The Spur and the Gap in GD-1: Dynamical evidence for a dark substructure in the Milky Way halo (1811.03631v2)

Abstract: We present a model for the interaction of the GD-1 stellar stream with a massive perturber that naturally explains many of the observed stream features, including a gap and an off-stream spur of stars. The model involves an impulse by a fast encounter, after which the stream grows a loop of stars at different orbital energies. At specific viewing angles, this loop appears offset from the stream track. A quantitative comparison of the spur and gap features prefers models where the perturber is in the mass range of $10^6\,\rm M_\odot$ to $10^8\,\rm M_\odot$. Orbit integrations back in time show that the stream encounter could not have been caused by any known globular cluster or dwarf galaxy with a determined orbit, and mass, size and impact-parameter arguments show that it could not have been caused by a molecular cloud in the Milky Way disk.

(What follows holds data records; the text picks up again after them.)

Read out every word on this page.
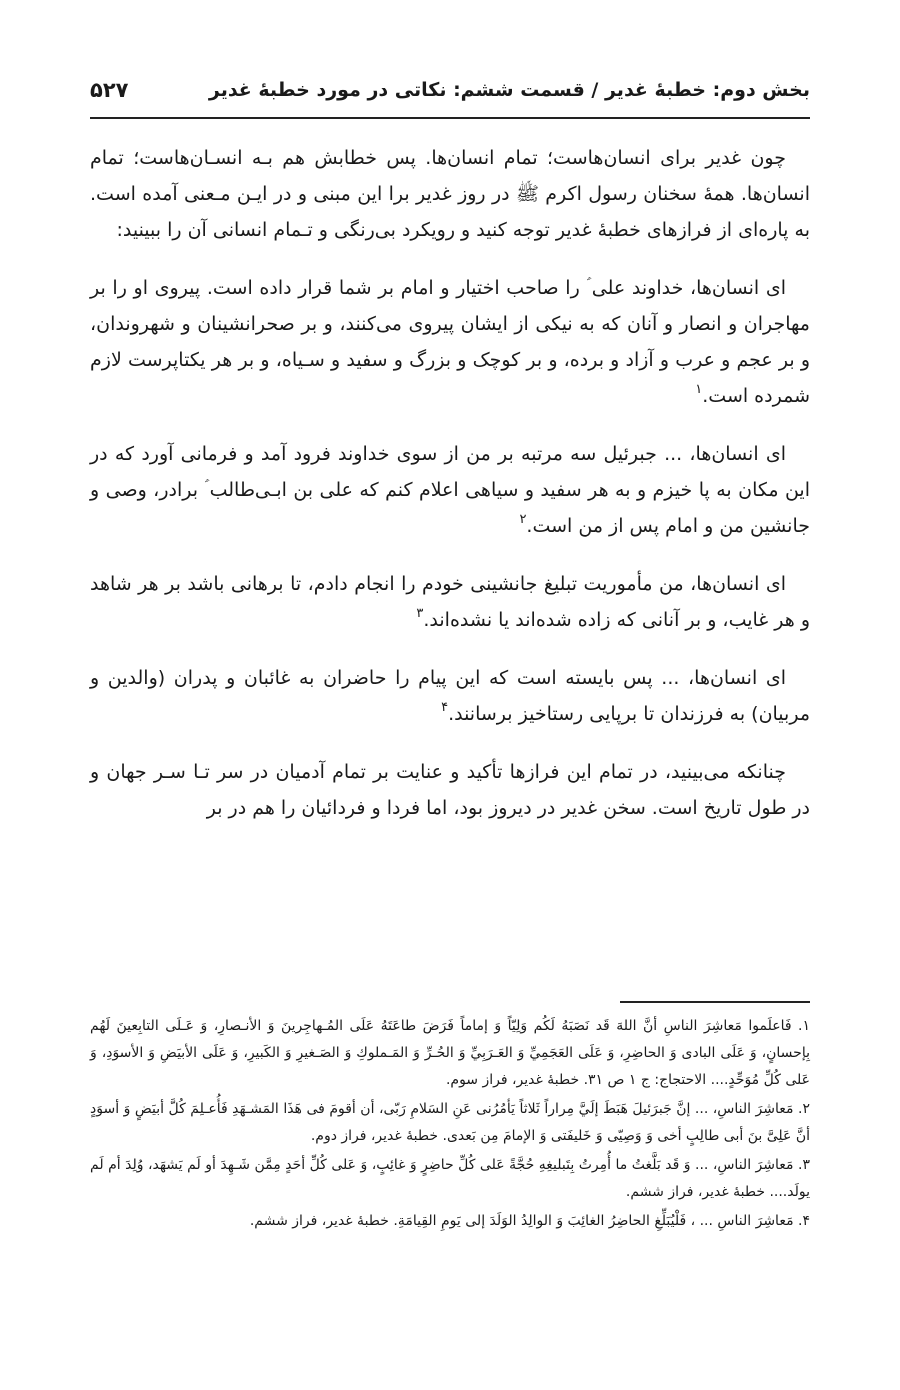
بخش دوم: خطبهٔ غدیر / قسمت ششم: نکاتی در مورد خطبهٔ غدیر
۵۲۷

چون غدیر برای انسان‌هاست؛ تمام انسان‌ها. پس خطابش هم بـه انسـان‌هاست؛ تمام انسان‌ها. همهٔ سخنان رسول اکرم ﷺ در روز غدیر برا این مبنی و در ایـن مـعنی آمده است. به پاره‌ای از فرازهای خطبهٔ غدیر توجه کنید و رویکرد بی‌رنگی و تـمام انسانی آن را ببینید:

ای انسان‌ها، خداوند علی ؑ را صاحب اختیار و امام بر شما قرار داده است. پیروی او را بر مهاجران و انصار و آنان که به نیکی از ایشان پیروی می‌کنند، و بر صحرانشینان و شهروندان، و بر عجم و عرب و آزاد و برده، و بر کوچک و بزرگ و سفید و سـیاه، و بر هر یکتاپرست لازم شمرده است.$^۱$

ای انسان‌ها، ... جبرئیل سه مرتبه بر من از سوی خداوند فرود آمد و فرمانی آورد که در این مکان به پا خیزم و به هر سفید و سیاهی اعلام کنم که علی بن ابـی‌طالب ؑ برادر، وصی و جانشین من و امام پس از من است.$^۲$

ای انسان‌ها، من مأموریت تبلیغ جانشینی خودم را انجام دادم، تا برهانی باشد بر هر شاهد و هر غایب، و بر آنانی که زاده شده‌اند یا نشده‌اند.$^۳$

ای انسان‌ها، ... پس بایسته است که این پیام را حاضران به غائبان و پدران (والدین و مربیان) به فرزندان تا برپایی رستاخیز برسانند.$^۴$

چنانکه می‌بینید، در تمام این فرازها تأکید و عنایت بر تمام آدمیان در سر تـا سـر جهان و در طول تاریخ است. سخن غدیر در دیروز بود، اما فردا و فردائیان را هم در بر

۱. فَاعلَموا مَعاشِرَ الناسِ أنَّ اللهَ قَد نَصَبَهُ لَكُم وَلِيّاً وَ إماماً فَرَضَ طاعَتَهُ عَلَى المُـهاجِرينَ وَ الأنـصارِ، وَ عَـلَى التابِعينَ لَهُم بِإحسانٍ، وَ عَلَى البادی وَ الحاضِرِ، وَ عَلَى العَجَمِيِّ وَ العَـرَبِيِّ وَ الحُـرِّ وَ المَـملوكِ وَ الصَـغيرِ وَ الكَبيرِ، وَ عَلَى الأبيَضِ وَ الأسوَدِ، وَ عَلى كُلِّ مُوَحِّدٍ.... الاحتجاج: ج ۱ ص ۳۱. خطبهٔ غدیر، فراز سوم.

۲. مَعاشِرَ الناسِ، ... إنَّ جَبرَئيلَ هَبَطَ إلَيَّ مِراراً ثَلاثاً يَأمُرُنی عَنِ السَلامِ رَبّی، أن أقومَ فی هَذَا المَشـهَدِ فَأُعـلِمَ كُلَّ أبيَضٍ وَ أسوَدٍ أنَّ عَلِیَّ بنَ أبی طالِبٍ أخی وَ وَصِیّی وَ خَليفَتی وَ الإمامَ مِن بَعدی. خطبهٔ غدیر، فراز دوم.

۳. مَعاشِرَ الناسِ، ... وَ قَد بَلَّغتُ ما أُمِرتُ بِتَبليغِهِ حُجَّةً عَلى كُلِّ حاضِرٍ وَ غائِبٍ، وَ عَلى كُلِّ أحَدٍ مِمَّن شَـهِدَ أو لَم يَشهَد، وُلِدَ أم لَم يولَد.... خطبهٔ غدیر، فراز ششم.

۴. مَعاشِرَ الناسِ ... ، فَلْيُبَلِّغِ الحاضِرُ الغائِبَ وَ الوالِدُ الوَلَدَ إلى يَومِ القِيامَةِ. خطبهٔ غدیر، فراز ششم.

The most plausible explanation for the gap-and-spur structure is an encounter with a dark-matter substructure, like those predicted to populate galactic halos in LCDM cosmology. However, the expected densities of LCDM subhalos in this mass range and in this part of the Milky Way are $2-3\,\sigma$ lower than the inferred density of the GD-1 perturber. This observation opens up the possibility that detailed observations of streams could measure the mass spectrum of dark-matter substructures and even identify individual substructures and their orbits in the Galactic halo.

• The paper demonstrates that the GD-1 gap and spur arise from a gravitational impulse by a dark matter subhalo with a mass between 10^6 and 10^8 solar masses.
• The study uses detailed dynamical modeling to rule out known luminous objects as the perturber, reinforcing the dark substructure hypothesis.
• The findings challenge conventional cold dark matter models and underscore the need for high-precision observations of stellar streams in the Milky Way halo.

An Analysis of Dark Matter Influence on the GD-1 Stellar Stream

The paper presented by Bonaca et al. explores the dynamical interactions between the GD-1 stellar stream and an enigmatic, massive perturber hypothesized to reside in the Milky Way halo. The research primarily focuses on elucidating the observed features within the GD-1 stream, particularly a gap and an offset spur of stars. The proposed model suggests that these features result from the stream's interaction with a massive substructure, potentially a dark matter subhalo.

Modeling the GD-1 Perturbation

The researchers developed a model simulating the interaction between the GD-1 stream and a massive perturbing agent. This model effectively attributes the gap and spur observed in GD-1 to a gravitational impulse instigated by a close encounter with a high-density substructure. Crucially, the parameters of this model infer that the perturber's mass lies between $10^6\,\rm M_\odot$ to $10^8\,\rm M_\odot$. The paper applies these parameters to demonstrate that neither known Milky Way globular clusters nor dwarf galaxies fit the role of the perturber, both in terms of mass and orbital trajectories.

Key Findings and Numerical Implications

The numerical analysis within the paper shows that the GD-1 perturbation could hardly be attributed to any luminous object with a known orbit within the galaxy, reinforcing the hypothesis of a dark matter substructure as the cause. The perturber's effect, manifesting as a gap and spur in the stellar stream, suggests a density slightly exceeding the expectations for dark subhalos formed by cold dark matter models. The researchers propose that despite the challenges in direct observation, such perturbations could allow measurements of dark matter mass distributions and potentially identify distinct substructures within the galactic halo.

Implications and Future Directions

The implications of these findings are notable in both a theoretical and practical context. The inferred properties of the GD-1 perturber point to discrepancies in current dark matter halo theories, particularly regarding their density profiles. These discrepancies pave the way for potential breakthroughs in understanding the small-scale structure of dark matter. As the data suggests interactions that are unusually dense for dark matter subhalos, it pushes the boundaries of existing models and prompts a reevaluation of dark matter characteristics, perhaps even questioning cold dark matter paradigms.

In a future-oriented perspective, the paper anticipates methods to enhance detection and characterization of such substructures. Detailed kinematic studies of the GD-1’s perturbed features, enabled by high-precision astrometric data and spectroscopy, could discern these interactions further, testing the limits of current gravitational models. Moreover, the pursuit of identifying individual substructures may lead to more sophisticated observational strategies, transforming how we interpret gravitational interactions within the Milky Way.

Conclusion

Bonaca et al. have made a compelling case for the presence of a massive dark substructure in the Milky Way halo impacting the GD-1 stellar stream. Their findings emphasize the critical need for high-resolution observations and detailed modeling to illuminate the extensive and nuanced role of dark matter in galactic dynamics. By bridging gaps in current astrophysical understanding, this research contributes significantly to the broader field of cosmology and the ongoing effort to decode the universe's dark matter component.